Marcy "Emptywheel" Wheeler comments on The Next Hurrah about Michael Isikoff's story on Bush's decision to commute I. Lewis "Scooter' Libby's just and richly-deserved prison sentence. Warning: Marcy is a loud and proud DFH Blogger, so don't read her account if you like your language clean.
Th main question that occurred to me as I read Emptywheel's account was "Why do we still have confessional insider-type accounts in the mainstream media? The media that's allegedly full of Very Serious people?" Emptywheel makes it clear right off the bat that Isikoff does not consult any sources other than the people he interviewed and it's also quite clear a few paragraphs into reading Isikoff's article that it's absolutely chock-full of unverifiable, alleged facts that Isikoff simply takes the word of his sources for. Many years back, first Ronald Reagan and then the Elder Bush and then to a lesser extent Bill Clinton and then to a huge extent GW Bush, all decided that the handling of the press was an extremely important task that required serious study and education and long, late-night talks.
We lefty bloggers don't think much of Joe Klein, who wrote Primary Colors, but the movie effectively pointed out how politicians view the press. When "Hillary Clinton" was apprised of a scandal, her first thought was of which media source was the best one to leak the news to. The Elder Bush made it very clear during his time in office that his wife Barbara, was keeping careful track of "friendly" and "non-friendly" reporters. Those reporters who were not considered friendly, i.e., those who wrote critical stories, were denied access to the President. Friendly reporters, of course, got unlimited access.

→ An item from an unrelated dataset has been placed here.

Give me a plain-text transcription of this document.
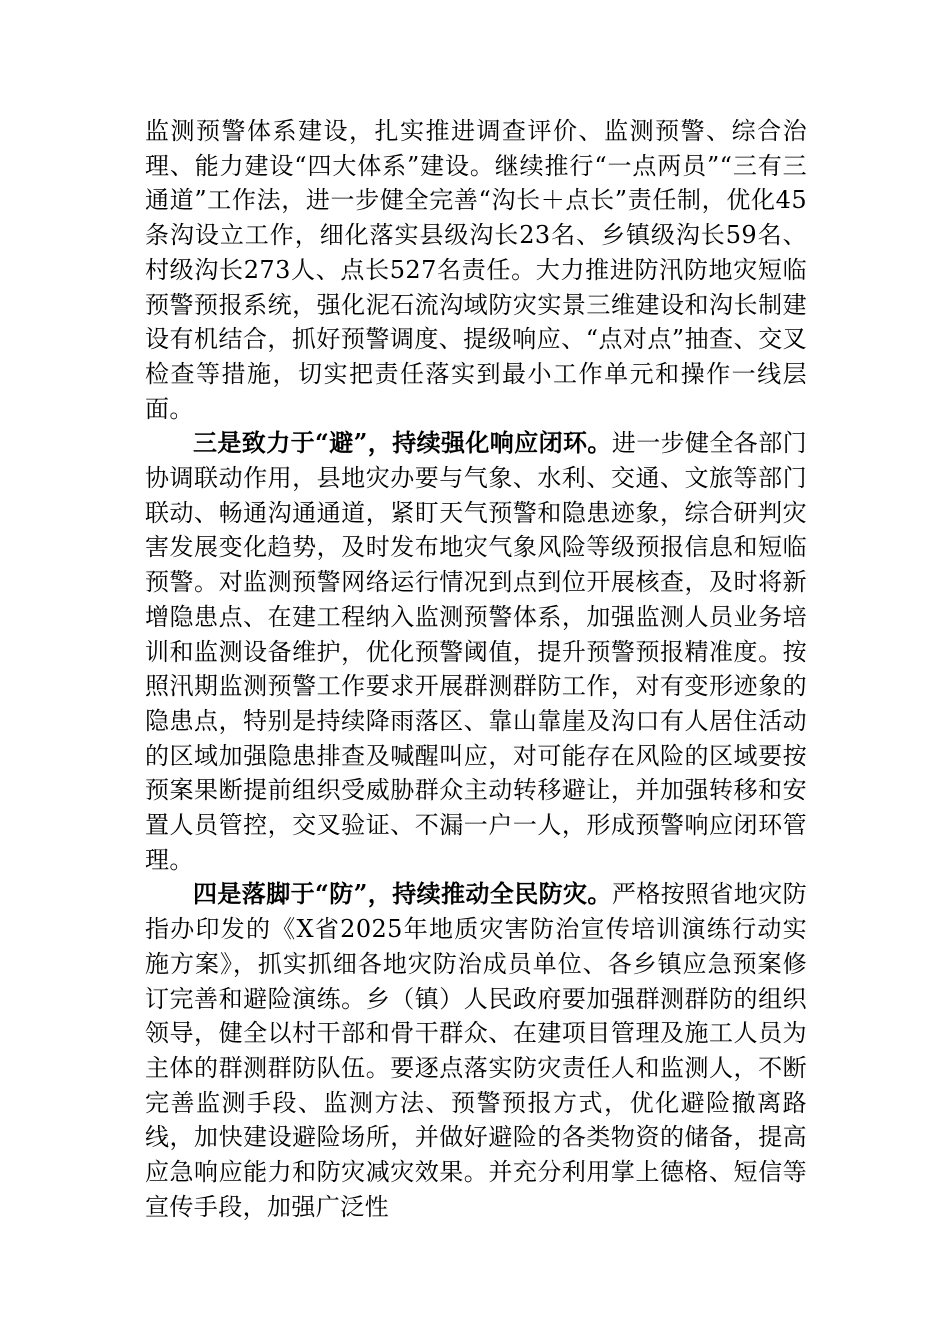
监测预警体系建设，扎实推进调查评价、监测预警、综合治理、能力建设“四大体系”建设。继续推行“一点两员”“三有三通道”工作法，进一步健全完善“沟长＋点长”责任制，优化45条沟设立工作，细化落实县级沟长23名、乡镇级沟长59名、村级沟长273人、点长527名责任。大力推进防汛防地灾短临预警预报系统，强化泥石流沟域防灾实景三维建设和沟长制建设有机结合，抓好预警调度、提级响应、“点对点”抽查、交叉检查等措施，切实把责任落实到最小工作单元和操作一线层面。

三是致力于“避”，持续强化响应闭环。进一步健全各部门协调联动作用，县地灾办要与气象、水利、交通、文旅等部门联动、畅通沟通通道，紧盯天气预警和隐患迹象，综合研判灾害发展变化趋势，及时发布地灾气象风险等级预报信息和短临预警。对监测预警网络运行情况到点到位开展核查，及时将新增隐患点、在建工程纳入监测预警体系，加强监测人员业务培训和监测设备维护，优化预警阈值，提升预警预报精准度。按照汛期监测预警工作要求开展群测群防工作，对有变形迹象的隐患点，特别是持续降雨落区、靠山靠崖及沟口有人居住活动的区域加强隐患排查及喊醒叫应，对可能存在风险的区域要按预案果断提前组织受威胁群众主动转移避让，并加强转移和安置人员管控，交叉验证、不漏一户一人，形成预警响应闭环管理。

四是落脚于“防”，持续推动全民防灾。严格按照省地灾防指办印发的《X省2025年地质灾害防治宣传培训演练行动实施方案》，抓实抓细各地灾防治成员单位、各乡镇应急预案修订完善和避险演练。乡（镇）人民政府要加强群测群防的组织领导，健全以村干部和骨干群众、在建项目管理及施工人员为主体的群测群防队伍。要逐点落实防灾责任人和监测人，不断完善监测手段、监测方法、预警预报方式，优化避险撤离路线，加快建设避险场所，并做好避险的各类物资的储备，提高应急响应能力和防灾减灾效果。并充分利用掌上德格、短信等宣传手段，加强广泛性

When a reporter is getting an "inside account," we need to keep in mind that these interviews occur after the President's PR people have thoroughly discussed "the mark" and his "tells," his liquor preferences, his level of knowledge on the issues and his favorite conversational topics, etc. They know how to make their "insider" stories convincing and gather afterwards to talk over what worked, what didn't, what the reporter found convincing and what he appeared skeptical of. What this means is that the much-admired reporter I.F. Stone got it right. When he was told that counter-insurgency warfare was being given primacy in Vietnam and bombing was being phased out, Stone looked up the respective budgetary figures and found out that the US was spending less on counter-insurgency per year than it was on B-52 bombing per month.
Reporting on the President requires of reporters a stubborn refusal to be manipulated, a keen awareness of the many tricks presidential administrations will use to steer reporters towards favored narratives and a deep appreciation for the subject the reporters is reporting on.

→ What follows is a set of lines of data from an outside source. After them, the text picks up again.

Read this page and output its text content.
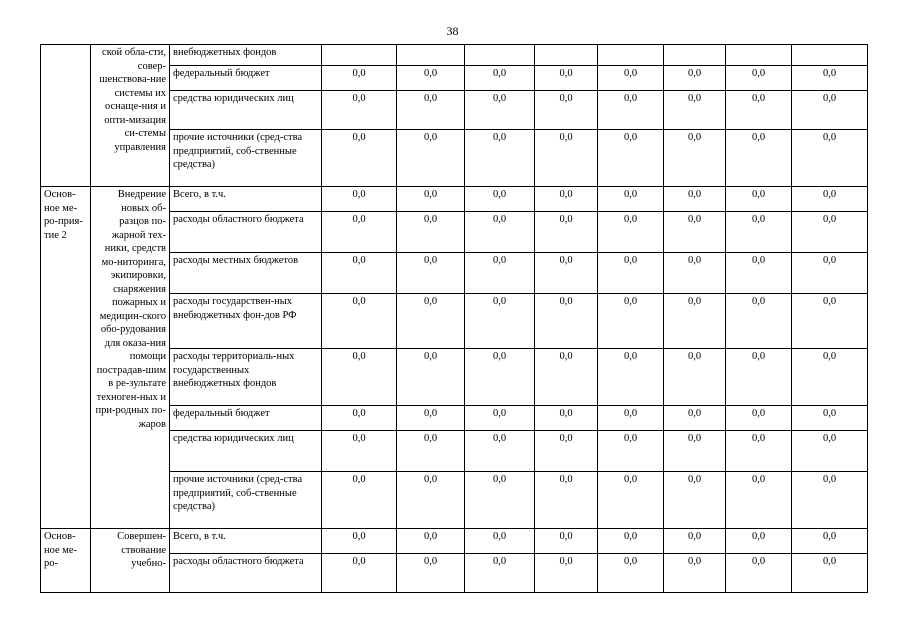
38
	ской обла-сти, совер-шенствова-ние системы их оснаще-ния и опти-мизация си-стемы управления	внебюджетных фондов								
		федеральный бюджет	0,0	0,0	0,0	0,0	0,0	0,0	0,0	0,0
		средства юридических лиц	0,0	0,0	0,0	0,0	0,0	0,0	0,0	0,0
		прочие источники (сред-ства предприятий, соб-ственные средства)	0,0	0,0	0,0	0,0	0,0	0,0	0,0	0,0
Основ-ное ме-ро-прия-тие 2	Внедрение новых об-разцов по-жарной тех-ники, средств мо-ниторинга, экипировки, снаряжения пожарных и медицин-ского обо-рудования для оказа-ния помощи пострадав-шим в ре-зультате техноген-ных и при-родных по-жаров	Всего, в т.ч.	0,0	0,0	0,0	0,0	0,0	0,0	0,0	0,0
		расходы областного бюджета	0,0	0,0	0,0	0,0	0,0	0,0	0,0	0,0
		расходы местных бюджетов	0,0	0,0	0,0	0,0	0,0	0,0	0,0	0,0
		расходы государствен-ных внебюджетных фон-дов РФ	0,0	0,0	0,0	0,0	0,0	0,0	0,0	0,0
		расходы территориаль-ных государственных внебюджетных фондов	0,0	0,0	0,0	0,0	0,0	0,0	0,0	0,0
		федеральный бюджет	0,0	0,0	0,0	0,0	0,0	0,0	0,0	0,0
		средства юридических лиц	0,0	0,0	0,0	0,0	0,0	0,0	0,0	0,0
		прочие источники (сред-ства предприятий, соб-ственные средства)	0,0	0,0	0,0	0,0	0,0	0,0	0,0	0,0
Основ-ное ме-ро-	Совершен-ствование учебно-	Всего, в т.ч.	0,0	0,0	0,0	0,0	0,0	0,0	0,0	0,0
		расходы областного бюджета	0,0	0,0	0,0	0,0	0,0	0,0	0,0	0,0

My solution? There are many stories that can be covered adequately by a single person, but I'd like to see teams on many other stories. To have a reporter being close to sources and to do a lot of personal interviews in Washington DC, over cocktail weenies and over glasses of expensive scotch is not a bad thing in and of itself. Even "bad guys," however one defines the term, deserve to be heard and to be able to relay their stories in an up-close and personal manner. What I'd like to see, though, would be for the interviewing reporter to turn over his or her notes and observations and conclusions to a blogger up in Minnesota or down in Alabama and for the blogger to take those notes and put them into context, with other facts and opposing viewpoints. The editor can then make sure that the resulting story flows well and isn't choppy and disjointed. As I said, I'd like to see a real team effort on important stories.